Tout comme lui, qui a réfléchi à propos de la discussion qu'ils ont eu plus tôt. N'a-t-il pas porté un jugement trop hâtif sur les propos qu'elle a, effectivement, peut-être prononcés trop rapidement dans l'engouement de la situation ? Après tout, elle s'est bien comportée avec lui jusqu'ici, lui montrant même un certain respect. Et lui ? Il se vexe aux premiers jugements. C'est vraiment puéril ! a-t-il fini par penser, comparant son attitude à celle du jeune Philipp Carlyle.
Alors, Adrian s'en est voulu à son tour et pour montrer sa volonté de faire la paix, et accessoirement la faire arrêter de renifler, il lui tend un mouchoir. D'abord surprise, puis interrogative quant au changement de comportement de l'homme, la rouquine attrape le morceau de tissu en souriant.
— J'ai beau l'avoir vu trente-mille fois, je pleure à chaque fois, se justifie -t-elle en se mouchant.
— Tu aimes bien ce film ?
— Oui, énormément. C'est un très beau film, les acteurs sont super et j'adore les chansons.
— Et puis, il y a de beaux messages dedans.
— Oui. Même si je sais qu'ils ont énormément enjolivé la vie du Bartum.
— Il faut bien que son histoire ait un côté Hollywood. Sinon, ça ne marcherait pas. Quelle chanson préfères-tu ?
— Elles me filent toutes des frissons. J'adore "To the other side" pour la rythmique et la chorégraphie. Mais "Rewrite the star" est une magnifique chanson d'amour impossible.
— Pourtant, ils finissent ensemble.
— Oui, c'est vrai. Mais comme les autres personnages avec leurs particularités, on se doute que leur histoire ne sera pas simple. Ils devront faire accepter leur différence de classe et leur relation interraciale.

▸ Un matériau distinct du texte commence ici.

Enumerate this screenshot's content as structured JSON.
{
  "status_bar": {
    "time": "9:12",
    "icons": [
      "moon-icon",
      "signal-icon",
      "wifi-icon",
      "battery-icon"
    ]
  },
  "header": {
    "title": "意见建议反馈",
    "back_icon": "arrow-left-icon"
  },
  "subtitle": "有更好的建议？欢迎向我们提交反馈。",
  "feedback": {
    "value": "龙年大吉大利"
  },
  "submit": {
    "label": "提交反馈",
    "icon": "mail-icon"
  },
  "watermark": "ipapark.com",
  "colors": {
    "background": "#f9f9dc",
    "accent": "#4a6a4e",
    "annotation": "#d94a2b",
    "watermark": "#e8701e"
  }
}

— Quelqu'un m'a dit un jour qu'une histoire trop parfaite était ennuyante.
— Tu as retenu ça.
— Et même, sans cela, il n'y aurait pas d'histoire d'amour au cinéma. Le film ne durerait pas deux heures. Tout serait résumé en vingt minutes : ils se rencontrent, tombent amoureux et se marient. Fin ! Ça ne donne pas envie de voir ce film.

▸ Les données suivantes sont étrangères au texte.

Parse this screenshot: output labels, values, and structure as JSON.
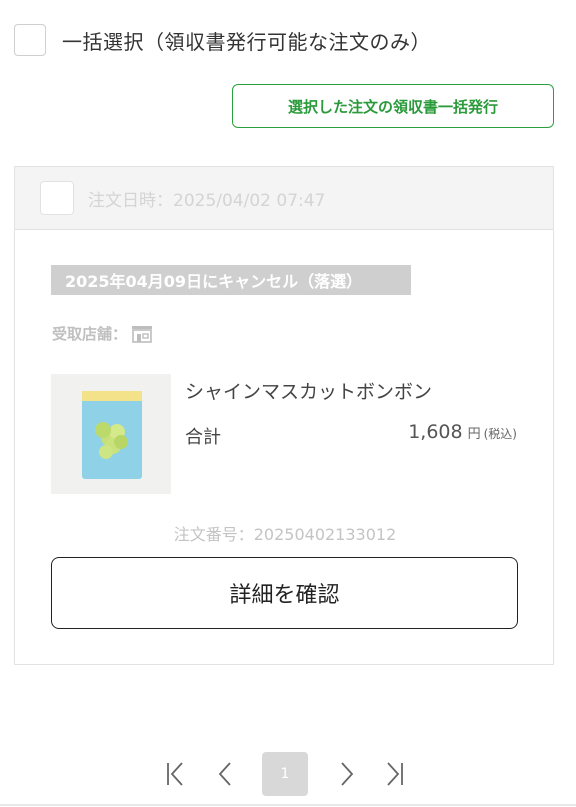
{
  "select_all": {
    "label": "一括選択（領収書発行可能な注文のみ）"
  },
  "bulk_issue_button": {
    "label": "選択した注文の領収書一括発行"
  },
  "order": {
    "date_label": "注文日時：2025/04/02 07:47",
    "status": "2025年04月09日にキャンセル（落選）",
    "store_label": "受取店舗：",
    "product": {
      "name": "シャインマスカットボンボン",
      "total_label": "合計",
      "price": "1,608",
      "currency": "円",
      "tax_note": "(税込)",
      "package_text": "シャインマスカットボンボン"
    },
    "order_number": "注文番号：20250402133012",
    "detail_button": "詳細を確認"
  },
  "pagination": {
    "current_page": "1"
  },
  "colors": {
    "accent_green": "#2aa13e",
    "badge_gray": "#cfcfcf"
  },
  "icons": [
    "store-icon",
    "first-page-icon",
    "prev-page-icon",
    "next-page-icon",
    "last-page-icon"
  ]
}
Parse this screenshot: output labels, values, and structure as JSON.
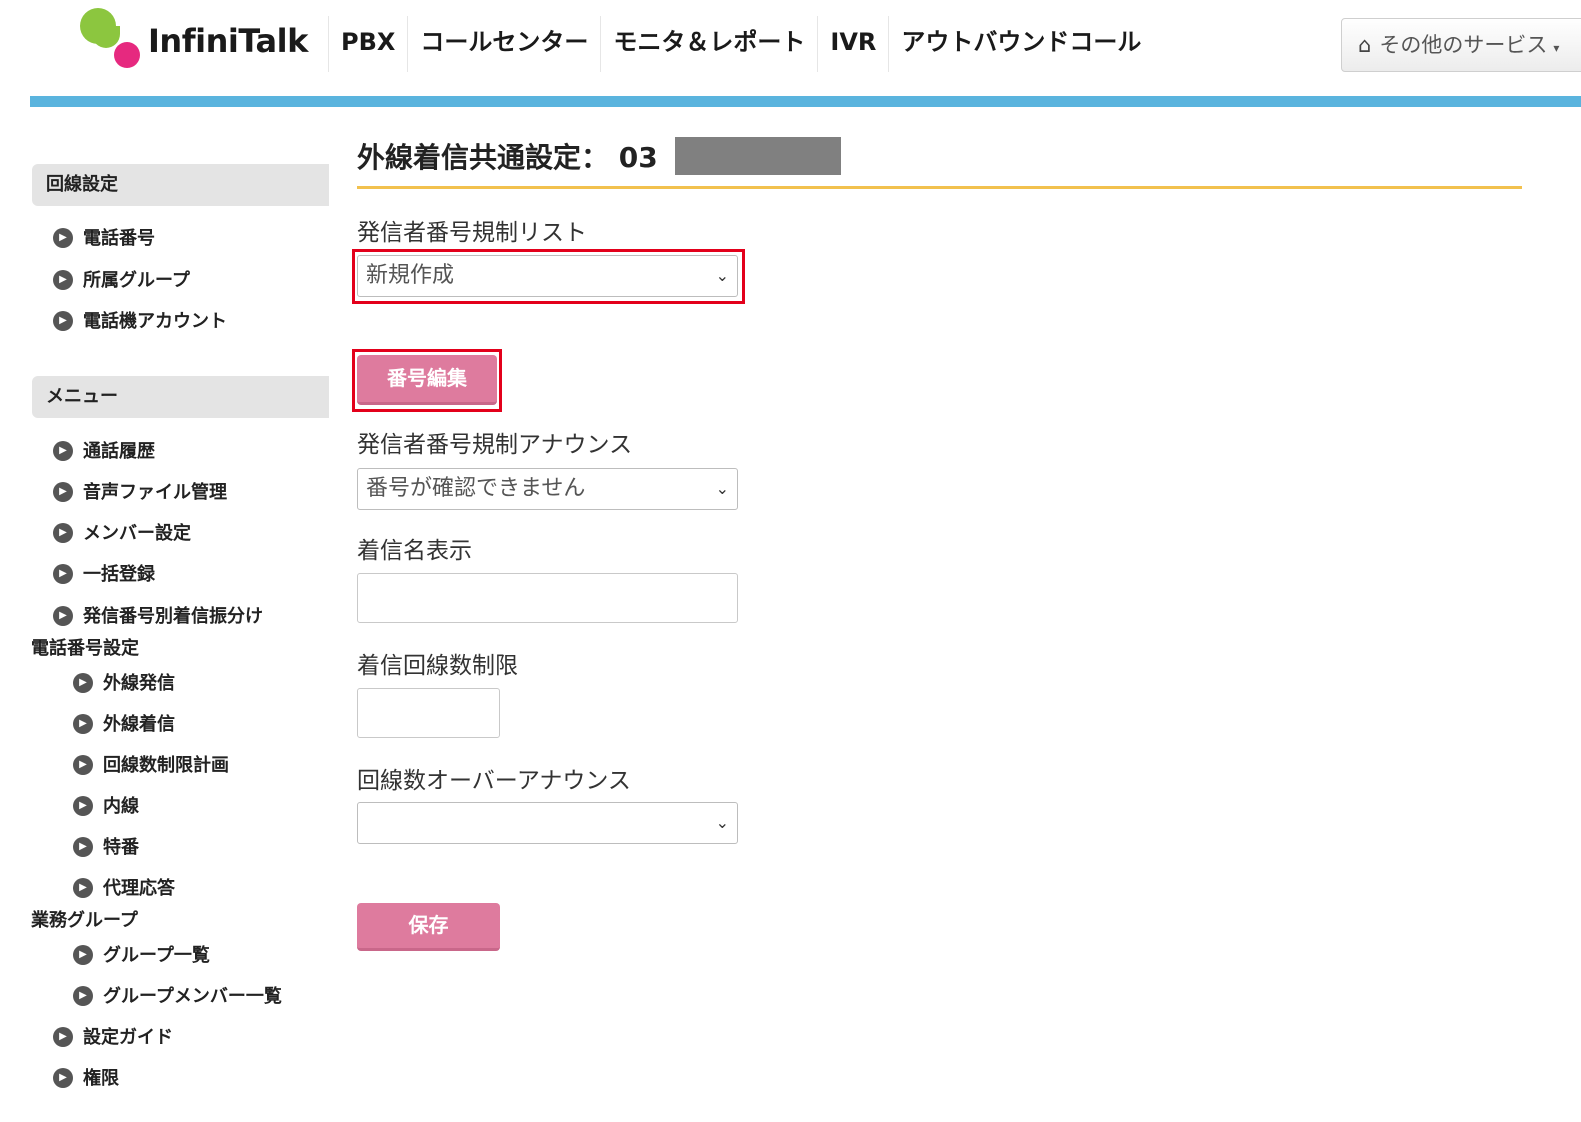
{
  "brand": {
    "name": "InfiniTalk",
    "colors": {
      "green": "#8cc63f",
      "pink": "#e6297f",
      "accent_bar": "#5ab4de",
      "button": "#de7b9e",
      "highlight": "#e3001b"
    }
  },
  "nav": {
    "items": [
      "PBX",
      "コールセンター",
      "モニタ＆レポート",
      "IVR",
      "アウトバウンドコール"
    ],
    "other_services": {
      "icon": "home-icon",
      "label": "その他のサービス"
    }
  },
  "sidebar": {
    "line_settings": {
      "heading": "回線設定",
      "items": [
        "電話番号",
        "所属グループ",
        "電話機アカウント"
      ]
    },
    "menu": {
      "heading": "メニュー",
      "items": [
        "通話履歴",
        "音声ファイル管理",
        "メンバー設定",
        "一括登録",
        "発信番号別着信振分け"
      ],
      "phone_settings": {
        "label": "電話番号設定",
        "items": [
          "外線発信",
          "外線着信",
          "回線数制限計画",
          "内線",
          "特番",
          "代理応答"
        ]
      },
      "business_group": {
        "label": "業務グループ",
        "items": [
          "グループ一覧",
          "グループメンバー一覧"
        ]
      },
      "bottom_items": [
        "設定ガイド",
        "権限"
      ]
    }
  },
  "main": {
    "title": "外線着信共通設定：",
    "title_number": "03",
    "fields": {
      "caller_restriction_list": {
        "label": "発信者番号規制リスト",
        "value": "新規作成"
      },
      "edit_number_button": "番号編集",
      "caller_restriction_announce": {
        "label": "発信者番号規制アナウンス",
        "value": "番号が確認できません"
      },
      "incoming_name_display": {
        "label": "着信名表示",
        "value": ""
      },
      "incoming_line_limit": {
        "label": "着信回線数制限",
        "value": ""
      },
      "line_over_announce": {
        "label": "回線数オーバーアナウンス",
        "value": ""
      }
    },
    "save_button": "保存"
  }
}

— La question qu'il faut se poser dans ce cas, c'est combien de temps faut-il pour tomber amoureux de quelqu'un ?
— Et bien, je pense que pour certains, c'est une évidence. Pour d'autres, ils ont besoin de plus de temps pour capter les signes.
— Y'a quelque chose qu'hier encore n'existait pas.
— Pardon ?
— Tu n'as jamais remarqué que dans les films, il y a souvent un moment de révélation des sentiments. Celui où les héros captent enfin qu'ils ont des sentiments pour l'autre. À chaque fois, je pense à la chanson de La Belle et la Bête "Y'a quelque chose qu'hier encore n'existait pas".
— Ah oui ! Cette révélation donne souvent lieu à des scènes mythiques du cinéma.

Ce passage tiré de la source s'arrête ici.